Date: Wed. Sep. 1 2004 6:38 AM ET

A new report slams Conrad Black and other controlling shareholders of Hollinger International for "self-righteous, and aggressive looting'" to a tune of more than $400 million US over a seven-year period to satisfy their "ravenous appetite for cash."

The report by a special committee, formed in 2003 to examine allegations of duty breaches by the Chicago-based newspaper publisher's international board, was released to the public Tuesday.

"Not once or twice, but on dozens of occasions Hollinger was victimized by its controlling shareholders as they transferred to themselves and their affiliates more than $400 million in the last seven years," the committee said in the opening pages of its 500-page report.

It says that the $400 million allocated by the company's former CEO Black and former chief operating officer David Radler amounted to 95.2 per cent of Hollinger's net profit from 1997-2003.

The highly anticipated report also scolds Hollinger International's board for being "systematically manipulated" by Black and others.

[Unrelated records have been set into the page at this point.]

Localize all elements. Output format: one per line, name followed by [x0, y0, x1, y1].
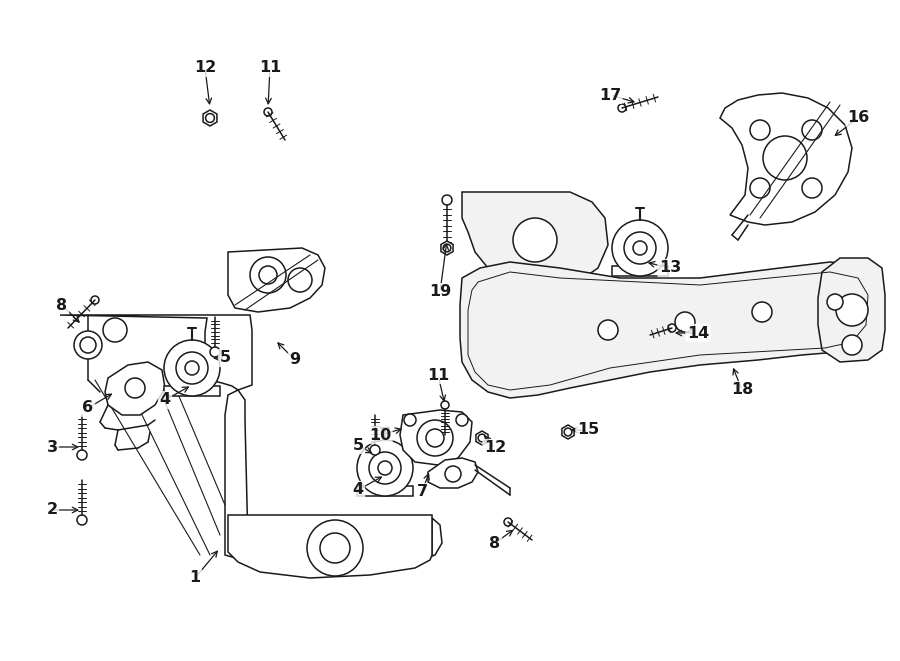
Polygon shape	[60, 315, 442, 572]
Polygon shape	[462, 192, 608, 290]
Text: 5: 5	[220, 350, 230, 366]
Circle shape	[259, 266, 277, 284]
Text: 18: 18	[731, 383, 753, 397]
Circle shape	[185, 361, 199, 375]
Circle shape	[564, 428, 572, 436]
Text: 19: 19	[429, 284, 451, 299]
Circle shape	[80, 337, 96, 353]
Text: 16: 16	[847, 110, 869, 126]
Circle shape	[836, 294, 868, 326]
Circle shape	[445, 466, 461, 482]
Polygon shape	[203, 110, 217, 126]
Circle shape	[307, 520, 363, 576]
Text: 3: 3	[47, 440, 58, 455]
Circle shape	[417, 420, 453, 456]
Text: 8: 8	[490, 535, 500, 551]
Circle shape	[842, 335, 862, 355]
Polygon shape	[228, 248, 325, 312]
Polygon shape	[612, 266, 668, 276]
Circle shape	[802, 178, 822, 198]
Circle shape	[404, 414, 416, 426]
Circle shape	[164, 340, 220, 396]
Text: 11: 11	[259, 61, 281, 75]
Text: 12: 12	[484, 440, 506, 455]
Circle shape	[443, 244, 451, 252]
Text: 11: 11	[427, 368, 449, 383]
Circle shape	[478, 434, 486, 442]
Circle shape	[320, 533, 350, 563]
Circle shape	[668, 324, 676, 332]
Circle shape	[750, 120, 770, 140]
Polygon shape	[357, 486, 413, 496]
Polygon shape	[105, 362, 165, 415]
Circle shape	[426, 429, 444, 447]
Text: 12: 12	[194, 61, 216, 75]
Text: 8: 8	[57, 297, 68, 313]
Circle shape	[210, 347, 220, 357]
Text: 14: 14	[687, 325, 709, 340]
Text: 17: 17	[598, 87, 621, 102]
Circle shape	[176, 352, 208, 384]
Polygon shape	[476, 431, 488, 445]
Circle shape	[369, 452, 401, 484]
Circle shape	[624, 232, 656, 264]
Text: 9: 9	[290, 352, 301, 368]
Polygon shape	[228, 515, 432, 578]
Circle shape	[91, 296, 99, 304]
Text: 5: 5	[353, 438, 364, 453]
Circle shape	[77, 450, 87, 460]
Circle shape	[633, 241, 647, 255]
Circle shape	[77, 515, 87, 525]
Circle shape	[802, 120, 822, 140]
Text: 13: 13	[659, 260, 681, 276]
Polygon shape	[428, 458, 478, 488]
Text: 10: 10	[369, 428, 392, 442]
Circle shape	[74, 331, 102, 359]
Circle shape	[750, 178, 770, 198]
Circle shape	[618, 104, 626, 112]
Circle shape	[357, 440, 413, 496]
Circle shape	[288, 268, 312, 292]
Text: 2: 2	[47, 502, 58, 518]
Text: 6: 6	[83, 401, 94, 416]
Circle shape	[504, 518, 512, 526]
Circle shape	[598, 320, 618, 340]
Polygon shape	[400, 410, 472, 465]
Circle shape	[612, 220, 668, 276]
Circle shape	[827, 294, 843, 310]
Circle shape	[441, 401, 449, 409]
Text: 1: 1	[189, 570, 201, 586]
Circle shape	[456, 414, 468, 426]
Text: 15: 15	[577, 422, 599, 438]
Circle shape	[378, 461, 392, 475]
Circle shape	[513, 218, 557, 262]
Polygon shape	[818, 258, 885, 362]
Circle shape	[264, 108, 272, 116]
Polygon shape	[460, 262, 878, 398]
Circle shape	[763, 136, 807, 180]
Circle shape	[125, 378, 145, 398]
Text: 4: 4	[353, 483, 364, 498]
Polygon shape	[562, 425, 574, 439]
Text: 7: 7	[417, 485, 428, 500]
Circle shape	[442, 195, 452, 205]
Circle shape	[370, 445, 380, 455]
Text: 4: 4	[159, 393, 171, 407]
Polygon shape	[720, 93, 852, 225]
Polygon shape	[164, 386, 220, 396]
Circle shape	[675, 312, 695, 332]
Circle shape	[752, 302, 772, 322]
Circle shape	[250, 257, 286, 293]
Polygon shape	[441, 241, 453, 255]
Circle shape	[205, 114, 214, 122]
Circle shape	[103, 318, 127, 342]
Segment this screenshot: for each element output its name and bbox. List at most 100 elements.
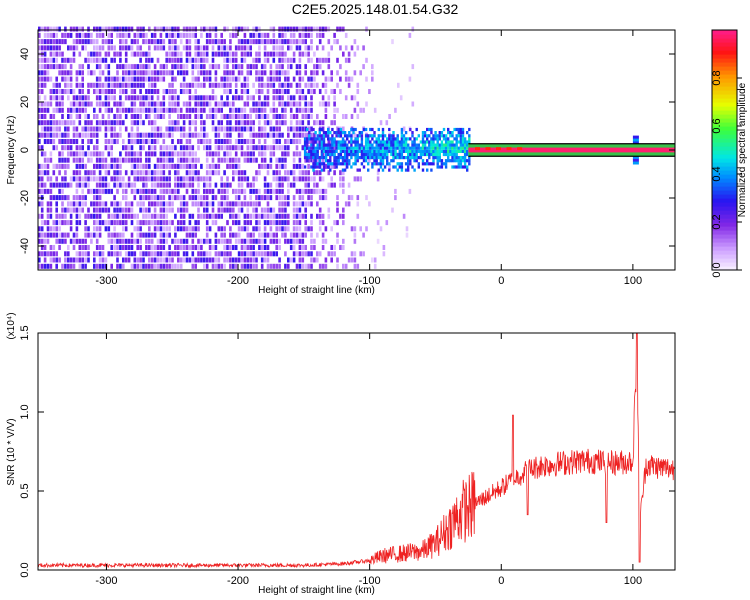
noise-cell <box>284 201 287 207</box>
noise-cell <box>223 195 226 201</box>
noise-cell <box>156 114 160 119</box>
noise-cell <box>148 207 151 213</box>
noise-cell <box>249 51 252 57</box>
noise-cell <box>113 220 116 226</box>
noise-cell <box>318 32 322 38</box>
noise-cell <box>232 57 235 63</box>
band-cell <box>400 149 404 153</box>
noise-cell <box>342 114 345 119</box>
noise-cell <box>78 163 82 169</box>
noise-cell <box>84 238 87 244</box>
noise-cell <box>69 64 73 70</box>
noise-cell <box>408 188 412 194</box>
noise-cell <box>133 257 137 263</box>
noise-cell <box>304 232 307 238</box>
noise-cell <box>295 64 299 70</box>
noise-cell <box>139 70 142 76</box>
noise-cell <box>104 226 108 232</box>
noise-cell <box>191 245 195 250</box>
noise-cell <box>150 151 154 157</box>
noise-cell <box>64 195 67 201</box>
band-cell <box>398 156 401 160</box>
noise-cell <box>260 251 264 257</box>
noise-cell <box>208 170 212 176</box>
noise-cell <box>200 45 203 51</box>
noise-cell <box>292 220 296 226</box>
noise-cell <box>258 57 261 63</box>
noise-cell <box>211 163 215 169</box>
noise-cell <box>43 26 47 32</box>
noise-cell <box>130 201 134 207</box>
noise-cell <box>46 64 50 70</box>
band-cell <box>377 162 380 166</box>
noise-cell <box>168 232 171 238</box>
noise-cell <box>159 163 163 169</box>
band-cell <box>354 159 357 163</box>
noise-cell <box>229 57 232 63</box>
noise-cell <box>168 114 171 119</box>
noise-cell <box>38 257 41 263</box>
band-cell <box>413 156 416 160</box>
noise-cell <box>223 182 226 188</box>
noise-cell <box>116 213 119 219</box>
noise-cell <box>182 89 186 94</box>
noise-cell <box>38 170 41 176</box>
band-cell <box>461 134 465 138</box>
noise-cell <box>130 82 134 88</box>
noise-cell <box>347 82 351 88</box>
noise-cell <box>284 145 287 151</box>
noise-cell <box>266 195 270 201</box>
noise-cell <box>339 45 342 51</box>
noise-cell <box>304 176 307 182</box>
noise-cell <box>208 245 212 250</box>
noise-cell <box>226 101 229 107</box>
noise-cell <box>153 101 157 107</box>
noise-cell <box>95 182 99 188</box>
noise-cell <box>159 251 163 257</box>
noise-cell <box>220 120 223 126</box>
noise-cell <box>139 201 142 207</box>
noise-cell <box>67 257 70 263</box>
band-cell <box>327 146 330 150</box>
noise-cell <box>46 176 50 182</box>
band-cell <box>354 137 357 141</box>
noise-cell <box>40 251 44 257</box>
noise-cell <box>292 195 296 201</box>
noise-cell <box>246 263 250 269</box>
noise-cell <box>78 151 82 157</box>
noise-cell <box>142 232 145 238</box>
noise-cell <box>67 132 70 138</box>
noise-cell <box>130 51 134 57</box>
noise-cell <box>139 64 142 70</box>
noise-cell <box>136 39 139 45</box>
noise-cell <box>307 107 310 113</box>
noise-cell <box>258 195 261 201</box>
noise-cell <box>93 207 96 213</box>
noise-cell <box>156 101 160 107</box>
noise-cell <box>174 251 177 257</box>
band-cell <box>373 134 376 138</box>
noise-cell <box>49 232 53 238</box>
noise-cell <box>171 207 174 213</box>
noise-cell <box>275 145 278 151</box>
noise-cell <box>177 51 180 57</box>
band-cell <box>434 149 437 153</box>
noise-cell <box>67 251 70 257</box>
noise-cell <box>43 163 47 169</box>
band-cell <box>402 143 406 147</box>
noise-cell <box>223 238 226 244</box>
noise-cell <box>307 120 310 126</box>
noise-cell <box>399 95 403 101</box>
noise-cell <box>75 139 79 144</box>
noise-cell <box>304 101 307 107</box>
band-cell <box>352 162 355 166</box>
noise-cell <box>171 145 174 151</box>
noise-cell <box>185 170 189 176</box>
noise-cell <box>153 70 157 76</box>
noise-cell <box>246 213 250 219</box>
noise-cell <box>171 120 174 126</box>
noise-cell <box>179 132 183 138</box>
noise-cell <box>75 182 79 188</box>
band-cell <box>432 152 435 157</box>
noise-cell <box>159 188 163 194</box>
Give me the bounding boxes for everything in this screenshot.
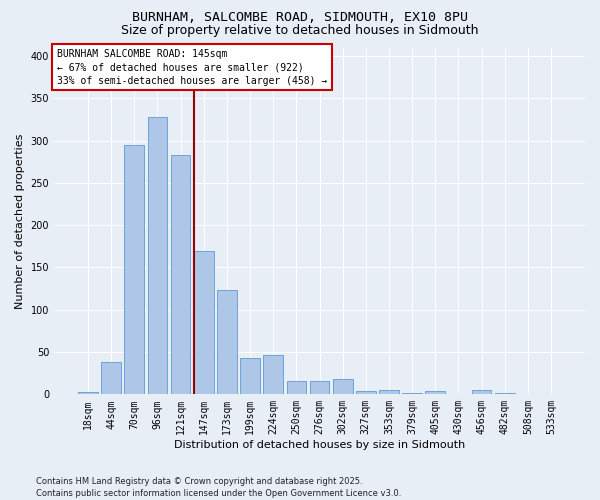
Bar: [356, 391, 376, 394]
Text: Contains HM Land Registry data © Crown copyright and database right 2025.
Contai: Contains HM Land Registry data © Crown c…: [36, 476, 401, 498]
Bar: [101, 362, 121, 394]
Bar: [171, 155, 190, 394]
Bar: [472, 390, 491, 394]
Y-axis label: Number of detached properties: Number of detached properties: [15, 133, 25, 308]
Bar: [402, 392, 422, 394]
Text: Size of property relative to detached houses in Sidmouth: Size of property relative to detached ho…: [121, 24, 479, 37]
Bar: [425, 391, 445, 394]
Text: BURNHAM SALCOMBE ROAD: 145sqm
← 67% of detached houses are smaller (922)
33% of : BURNHAM SALCOMBE ROAD: 145sqm ← 67% of d…: [56, 49, 327, 86]
Bar: [78, 392, 98, 394]
Bar: [263, 356, 283, 395]
Bar: [124, 145, 144, 394]
Bar: [240, 358, 260, 395]
Bar: [333, 379, 353, 394]
Bar: [194, 250, 214, 394]
Bar: [379, 390, 399, 394]
Text: BURNHAM, SALCOMBE ROAD, SIDMOUTH, EX10 8PU: BURNHAM, SALCOMBE ROAD, SIDMOUTH, EX10 8…: [132, 11, 468, 24]
Bar: [287, 381, 306, 394]
Bar: [217, 290, 237, 395]
Bar: [310, 381, 329, 394]
X-axis label: Distribution of detached houses by size in Sidmouth: Distribution of detached houses by size …: [174, 440, 465, 450]
Bar: [148, 117, 167, 394]
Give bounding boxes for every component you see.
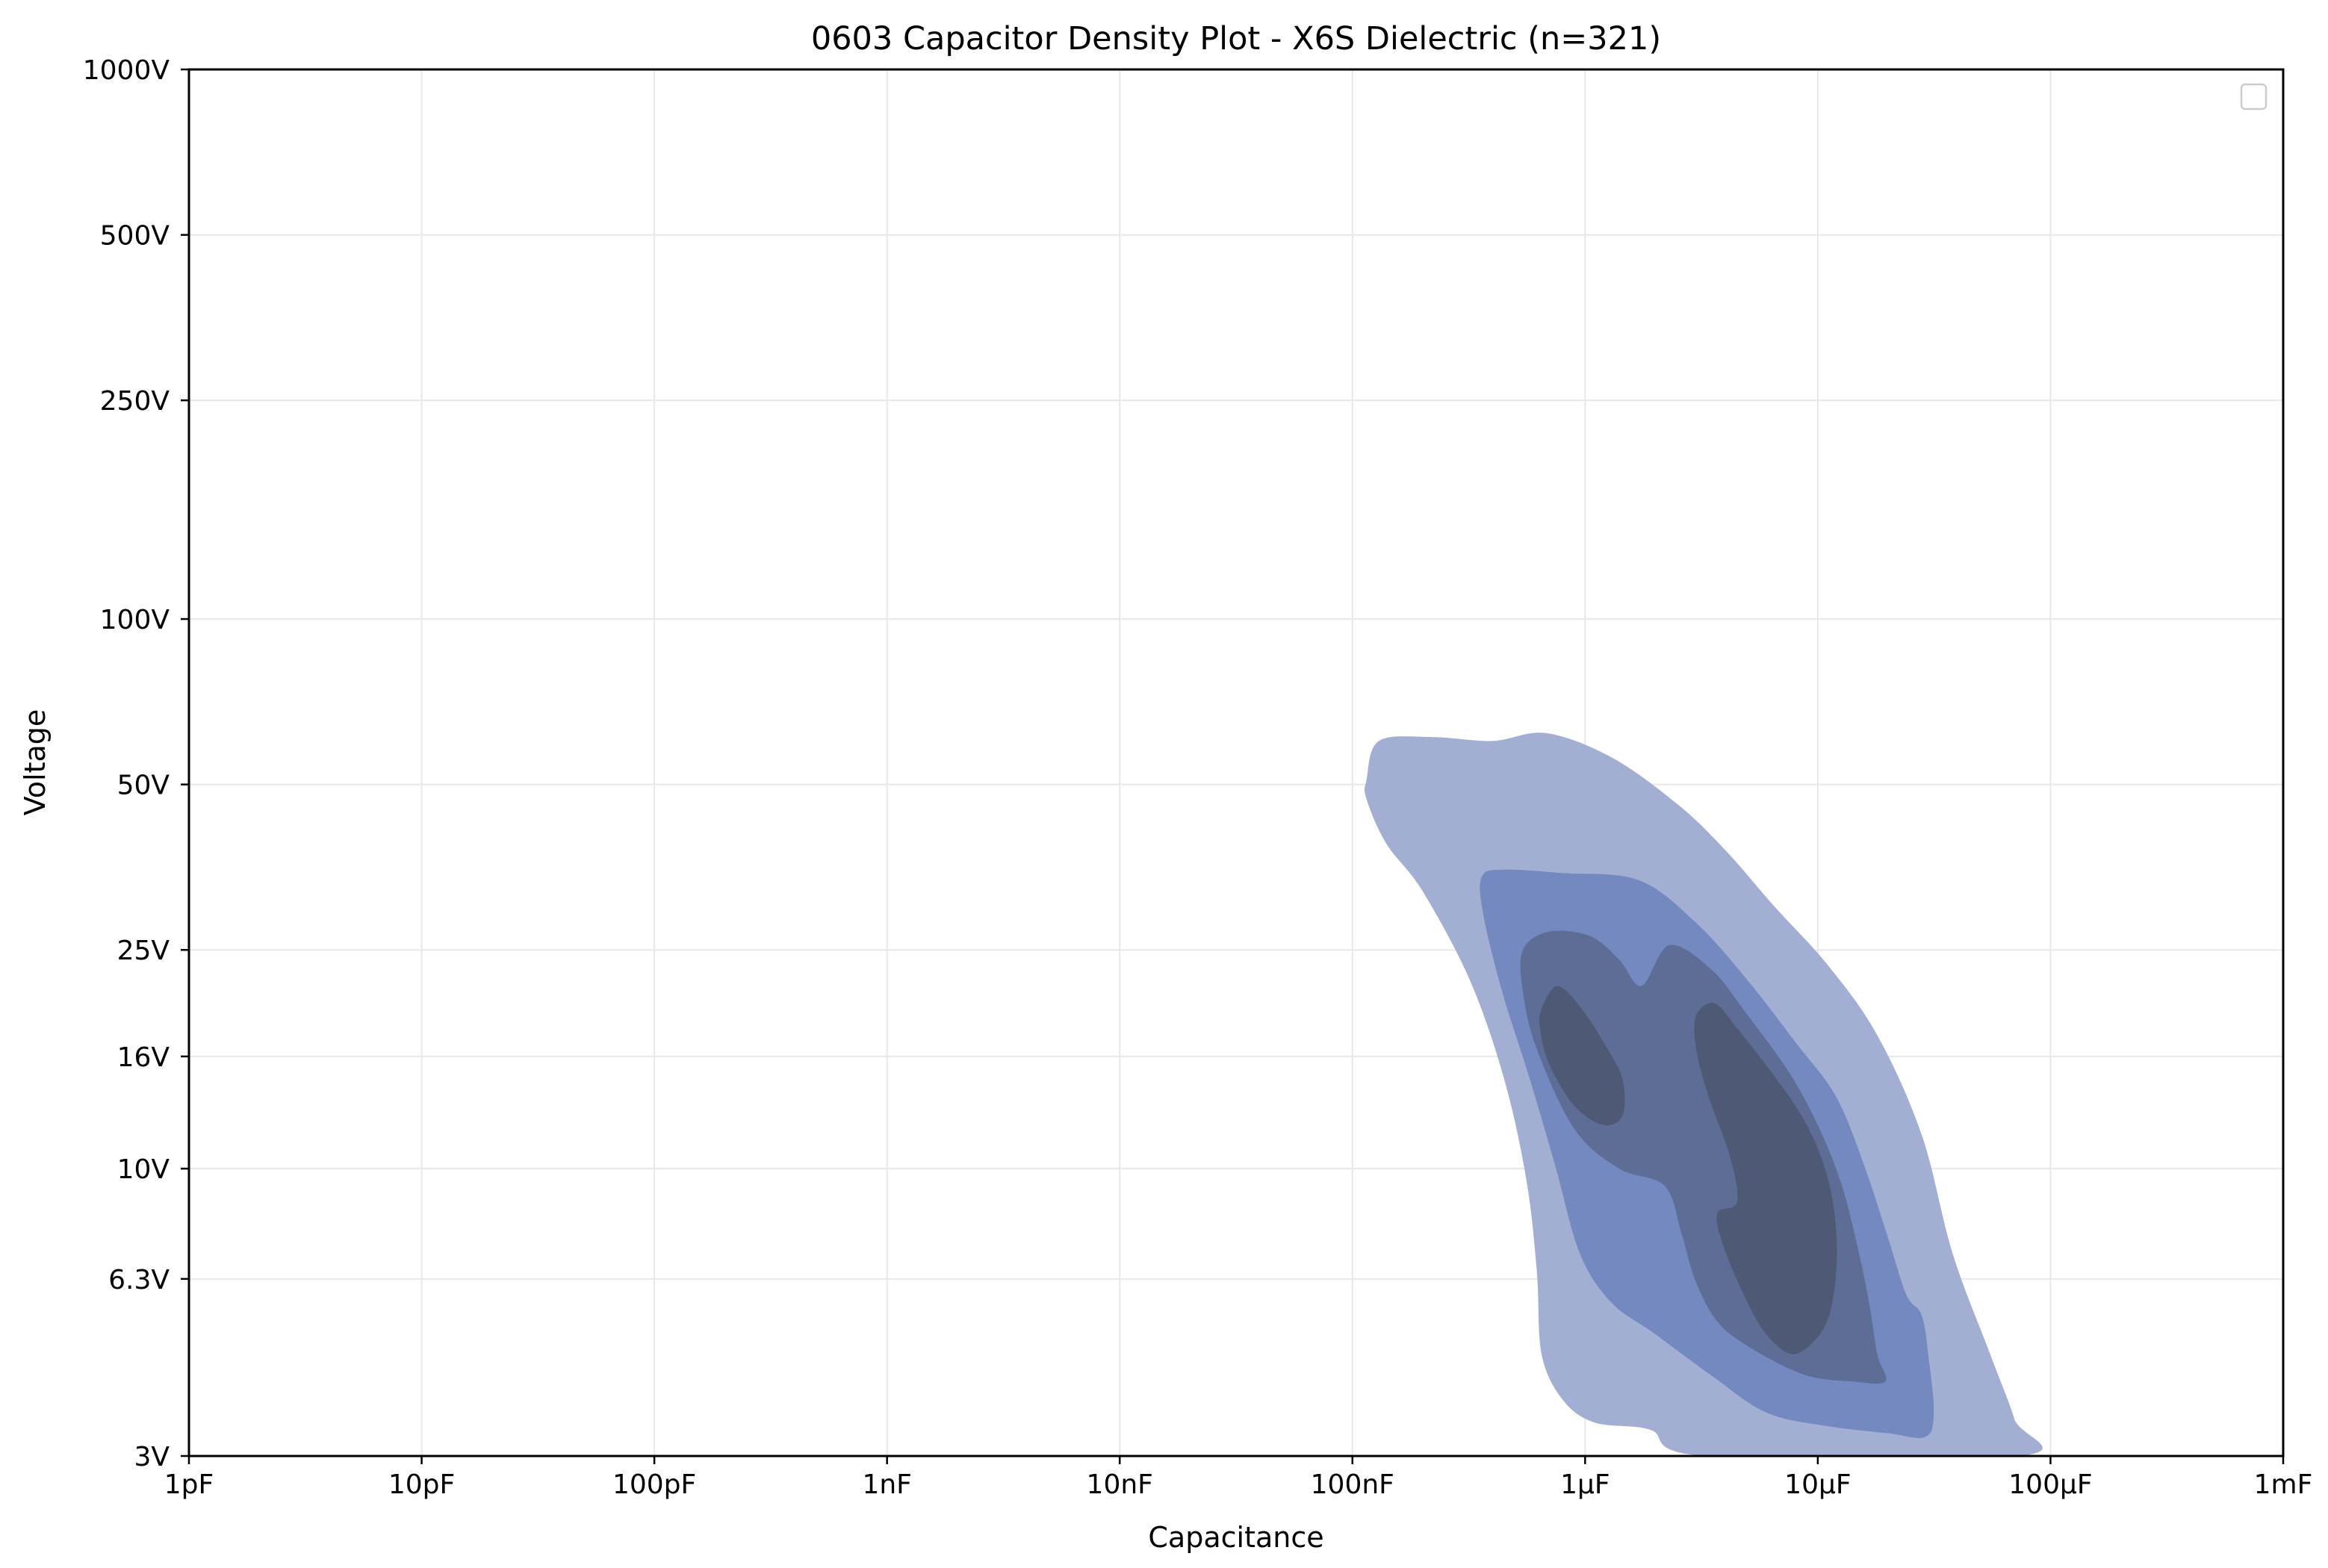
y-tick-label-25v: 25V	[117, 936, 170, 966]
y-tick-label-50v: 50V	[117, 771, 170, 801]
y-tick-label-100v: 100V	[100, 605, 170, 635]
y-tick-label-6_3v: 6.3V	[108, 1265, 170, 1295]
y-tick-label-500v: 500V	[100, 221, 170, 252]
y-tick-label-10v: 10V	[117, 1154, 170, 1185]
x-tick-label-10pf: 10pF	[388, 1469, 455, 1500]
chart-title: 0603 Capacitor Density Plot - X6S Dielec…	[811, 20, 1661, 57]
x-axis-label: Capacitance	[1148, 1521, 1323, 1554]
density-contours	[1365, 732, 2043, 1456]
x-tick-label-10nf: 10nF	[1087, 1469, 1153, 1500]
x-tick-label-1nf: 1nF	[862, 1469, 911, 1500]
density-contour-level-4-region-2	[1694, 1003, 1837, 1354]
x-tick-label-100nf: 100nF	[1311, 1469, 1394, 1500]
y-tick-label-16v: 16V	[117, 1042, 170, 1073]
y-tick-label-3v: 3V	[134, 1442, 170, 1472]
y-tick-label-1000v: 1000V	[83, 55, 170, 86]
density-contour-level-4-region-1	[1539, 986, 1625, 1126]
y-axis-label: Voltage	[19, 709, 52, 816]
axis-ticks: 1pF 10pF 100pF 1nF 10nF 100nF 1µF 10µF 100µF 1mF 3…	[83, 55, 2313, 1500]
y-tick-label-250v: 250V	[100, 386, 170, 417]
x-tick-label-10uf: 10µF	[1784, 1469, 1851, 1500]
contour-group	[1365, 732, 2043, 1456]
plot-area-frame	[187, 68, 2285, 1457]
x-tick-label-1mf: 1mF	[2254, 1469, 2313, 1500]
x-tick-label-100pf: 100pF	[612, 1469, 696, 1500]
x-tick-label-1uf: 1µF	[1560, 1469, 1610, 1500]
legend-box	[2240, 83, 2268, 111]
x-tick-label-100uf: 100µF	[2008, 1469, 2092, 1500]
x-tick-label-1pf: 1pF	[164, 1469, 214, 1500]
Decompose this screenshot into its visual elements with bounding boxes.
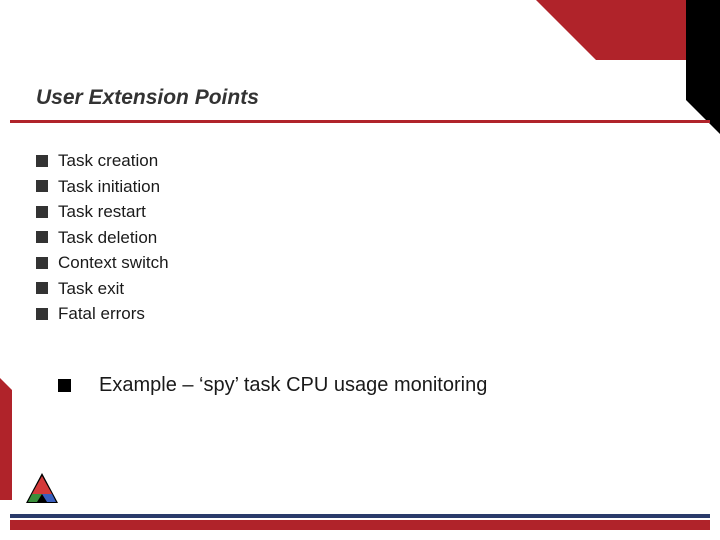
square-bullet-icon	[36, 308, 48, 320]
list-item-label: Fatal errors	[58, 301, 145, 327]
bottom-bar-blue	[10, 514, 710, 518]
list-item-label: Task restart	[58, 199, 146, 225]
list-item: Task initiation	[36, 174, 169, 200]
example-line: Example – ‘spy’ task CPU usage monitorin…	[58, 374, 487, 397]
list-item-label: Task initiation	[58, 174, 160, 200]
square-bullet-icon	[36, 282, 48, 294]
square-bullet-icon	[36, 180, 48, 192]
title-underline	[10, 120, 710, 123]
square-bullet-icon	[36, 257, 48, 269]
list-item-label: Task creation	[58, 148, 158, 174]
list-item: Task creation	[36, 148, 169, 174]
list-item: Task restart	[36, 199, 169, 225]
list-item-label: Context switch	[58, 250, 169, 276]
square-bullet-icon	[58, 379, 71, 392]
square-bullet-icon	[36, 206, 48, 218]
list-item: Task deletion	[36, 225, 169, 251]
example-text: Example – ‘spy’ task CPU usage monitorin…	[99, 374, 487, 397]
list-item: Task exit	[36, 276, 169, 302]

"The intensity of the pressure for tens of millions in cash payments to Black, irrespective of corporate performance or the fairness of transactions to shareholders, led to a series of abusive transactions in which Hollinger was a victim of Black and Radler's ravenous appetite for cash," the committee said.

"Rather, one scheme after another was devised to siphon away Hollinger's opportunities, its cash flow and a share of its balance sheet.

"For years Black and Radler found excuses for transferring existing cash or assets to themselves, even if it required dismantling Hollinger for their own benefit."

The report said that the board bowed to "insatiable pressure" to "satisfy the liquidity needs he had arising from the personal lifestyle Black and his wife had chosen to lead."

The report cited a $90,000 expense covered by Hollinger for the refurbishment of a Rolls Royce owned by Black for his personal use.

Some of the other lavish items listed on Black's corporate-expense reports included $3,530 for silverware for Black's corporate jet, $24,950 for "summer drinks," and $42,870 for a $212-a-plate birthday dinner for Black's wife, Barbara Ameil Black and 80 guests at New York's exclusive La Grenouille restaurant.

"In Hollinger's world, everything belonged to the Blacks," the report said.

The committee also blasted the board for failing its duties over non-competition payments allegedly paid to Black and his colleagues.

The payments from CanWest Global Communications totaled about $53 million US and were made to prevent Black and his associates from starting up newspapers in regions where the assets CanWest bought from Hollinger were already running.

The big-city Canadian newspapers Hollinger had owned, including the former Southam dailies and the National Post, were sold to CanWest for $3.2 billion in 2000.

Hollinger's dailies in smaller markets in Ontario were sold to Osprey Media Group for $220 million in 2001.

After a bitter battle with the company's directors, Black stepped down as Hollinger International CEO in November 2003 and was forced out of his position as chairman of the company's board in January 2004. Black still holds a seat on the board.

He also remains CEO and chairman of Hollinger Incorporated, a Toronto-based holding company which owns 68 per cent of the voting rights and 18.2 per cent of the equity in Hollinger International.

Hollinger International has filed a $1.25-billion US lawsuit against Black and a number of his colleagues and companies, including Hollinger Inc. and Ravelston Corp., as well as Radler and Hollinger executives Jack Boultbee and Barbara Amiel Black.